那只赌盅轻轻放在赌台上的时候,那个倩女荷官用一种非常性感的、有那么一点沙哑的英语说:“女士们绅士们,请下注!”
我傻了眼,不是因为她美艳不可方物——美女我见得太多了。而是那个赌盅里的色子,一只角支撑在赌盅底部,在不停地转动着,象是永远都不会停下一般。
我等了半分多钟,那几只色子,仍然在兀自转动着。仿佛有一种奇怪的能量在支持着它的转动。
我的眼睛直勾勾的盯着赌盅,意念向里渗透,希望能看到什么电子元器件什么的,好识破这个骗局。但我却怎么感受,怎么觉得,这赌盅是普通的赌盅,而这色子,是普通股的色子,与我以往玩过的和见过的毫无二致。
这位先生,你下往吗?性感美丽的女荷官似乎在诱惑我一样问我,扬了扬她那青山粉黛一样的眉毛。
我的汗水开始向下流。难道这个丫头竟然是个深藏不露的高手?
嗯哼?那丫头又吱了地声。看了看我,然后,一双洁白如葱似玉的小手,慢慢地把赌盅轻轻一合,顿时,我失去勒对赌盅内色子的感应。
我进退两难。
旋即,扔了一枚一美元的筹码,哈哈一笑说:“下注,当然!玩嘛,怎么能怕输钱,不是吗?”
那荷官微微一笑,果然有六宫粉黛无颜色的感觉。诱惑,但偏偏又让人觉得那不是淫荡,真是水平超级的高。
她笑盈盈的揭开赠盅,然后,看了一看,说:“大!九点!先生,恭喜你,你又赢了三美元!”
小玲看了我一眼,非常奇怪我这一次为什么只下注了一个美元?
我挽起小玲的手臂,说:“走吧,我们玩点别的什么?”
小玲迟疑了一下,点了点头,一副一切全听我的安排的样子。
等我们收拾筹码。离开那张赌台的时候,那个洪亮的女荷官,在我望向她的最后一眼的时候,右眼的眼角,挑了挑,似乎在嘲弄着我。

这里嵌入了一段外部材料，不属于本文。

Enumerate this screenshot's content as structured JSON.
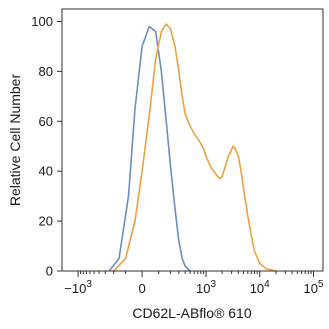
{
  "chart_data": {
    "type": "line",
    "xlabel": "CD62L-ABflo® 610",
    "ylabel": "Relative Cell Number",
    "xscale": "biexponential",
    "xlim": [
      -2000,
      150000
    ],
    "ylim": [
      0,
      105
    ],
    "y_ticks": [
      0,
      20,
      40,
      60,
      80,
      100
    ],
    "x_ticks": [
      {
        "value": -1000,
        "label": "−10",
        "exp": "3"
      },
      {
        "value": 0,
        "label": "0",
        "exp": ""
      },
      {
        "value": 1000,
        "label": "10",
        "exp": "3"
      },
      {
        "value": 10000,
        "label": "10",
        "exp": "4"
      },
      {
        "value": 100000,
        "label": "10",
        "exp": "5"
      }
    ],
    "series": [
      {
        "color": "#6b8fbd",
        "x": [
          -250,
          -150,
          -80,
          -40,
          0,
          40,
          80,
          120,
          160,
          200,
          250,
          300,
          350,
          400,
          500
        ],
        "y": [
          0,
          5,
          30,
          65,
          90,
          98,
          96,
          80,
          60,
          42,
          25,
          12,
          5,
          2,
          0
        ]
      },
      {
        "color": "#f0a040",
        "x": [
          -200,
          -100,
          -40,
          0,
          40,
          80,
          120,
          160,
          200,
          250,
          300,
          350,
          400,
          500,
          600,
          700,
          800,
          900,
          1000,
          1200,
          1500,
          1800,
          2000,
          2300,
          2600,
          2900,
          3200,
          3500,
          4000,
          4500,
          5000,
          6000,
          7000,
          8000,
          10000,
          13000,
          16000,
          20000
        ],
        "y": [
          0,
          5,
          20,
          40,
          62,
          85,
          96,
          99,
          97,
          90,
          80,
          70,
          63,
          58,
          55,
          53,
          51,
          49,
          46,
          42,
          39,
          37,
          38,
          42,
          46,
          48,
          50,
          49,
          46,
          40,
          33,
          22,
          14,
          8,
          3,
          1,
          0.5,
          0
        ]
      }
    ]
  }
}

我微微一笑,心里十分的惊骇。这丫头的水,到底有多深?
她要是很厉害,为什么又要在这么一个赌场里混呢?真是奇怪。
而且,她虽然是黄皮肤黑眼睛,但我总觉得她不是中国人。而且,她说的英语里,明显带着本地的口音,显然已经在赌场里呆了很久了。
要是这样年轻漂亮的女孩,会举重若轻的这样厉害的意念控物,而且,双手随随便便的轻轻松松有意无意地一合。便能屏蔽掉我的意念对赌盅的探试——这是何等的高明?
看来,我打算在赌场混饭吃的打算是破灭了。
人外有人,天外有天。
难怪丁总要我们出来转一转。
丁总还交代我,最好能见一见那个印第安女巫,但却并没有说那女巫在哪里,我又如何去找她呢?
搂着小玲,我有一点心不在焉了。
陪着我们的屠夫,并没有紧跟着我们,而是始终离我们有一段若即若离的距离。他明显是要给我和小玲创造一个两人世界的机会。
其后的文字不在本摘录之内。